Shown here, is the molecule BF3 represented in three different ways. The ball-and-stick model is drawn on the lower left. Boron is shown in purple and the fluorine atoms are shown in green. On the right, different views of the empty 2p-orbital belonging to boron are shown. With three bonds to fluorine (sp2 hybridization), and no lone pairs, there remains one 2p-orbital that is not hybridized and empty. Thus, it wants a lone pair of electrons to give it an octet of electrons. Also, fluorine is highly electronegative, withdrawing electron density from the boron atom. This is represented in the electrostatic potential model at the upper-left, with flourine atoms in red (partial negative charge) and boron in blue (partial positive charge). For all these reasons, the molecule BF3 is a good acceptor of electrons and therefore a good Lewis acid.

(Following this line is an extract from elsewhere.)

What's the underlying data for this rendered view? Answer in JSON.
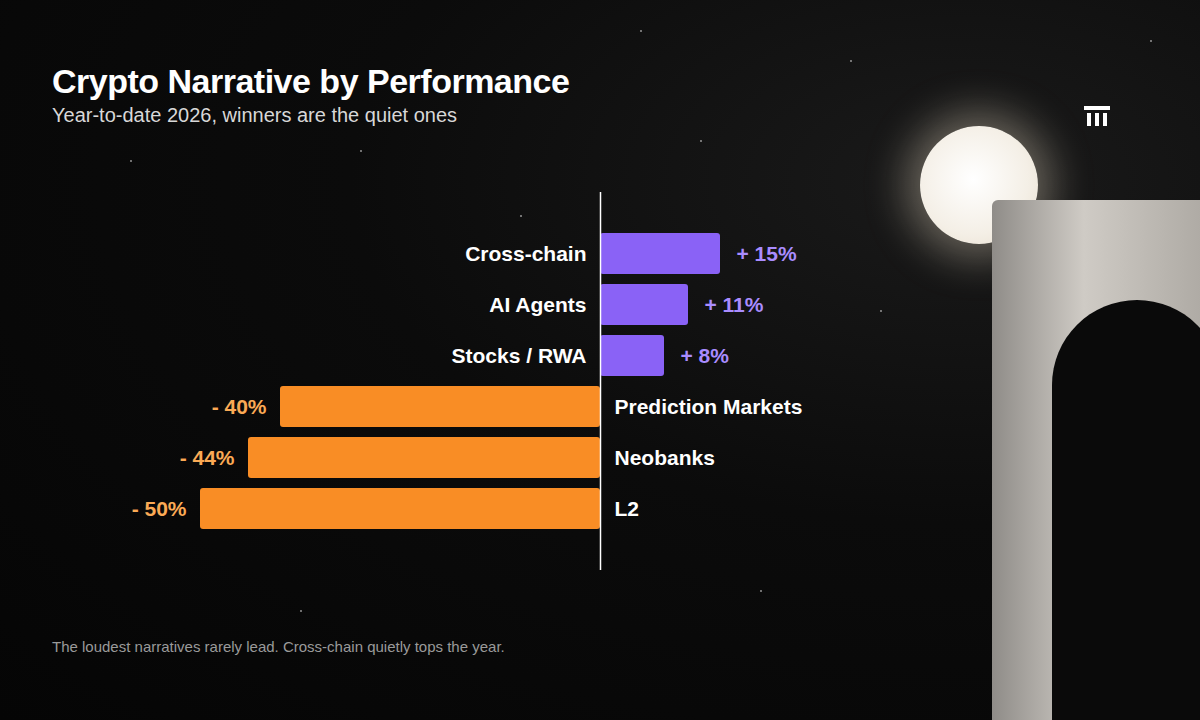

In this picture, an acid/base reaction is shown. NH3 has a lone pair of electrons. This is represented by the red area on the electrostatic potential model. The H+ is obviously positively charged as shown by its blue color. The lone pair of electrons on the NH3 molecule will donate these pairs of electrons to the H+, so here the NH3 is acting as a Lewis base as well as a Bronsted-Lowry base, and the H+ is acting a a Lewis acid and well as a Bronsted-Lowry acid. Notice that by convention, the arrow points from the electron donor to the electron acceptor. The bottom picture shows H+ bound to the NH3 molecule forming NH4+. Please note that the molecule is now sp3 hybridized and has a formal charge of +1.
In this diagram, NH3 again acts as a Lewis base. BF3 acts as a Lewis acid when it accepts the lone pair of electrons that NH3 donates. This reaction fills BF3's empty 2p-orbital, and now boron is sp3 hybridized when previously (as BF3) it was sp2 hybridized.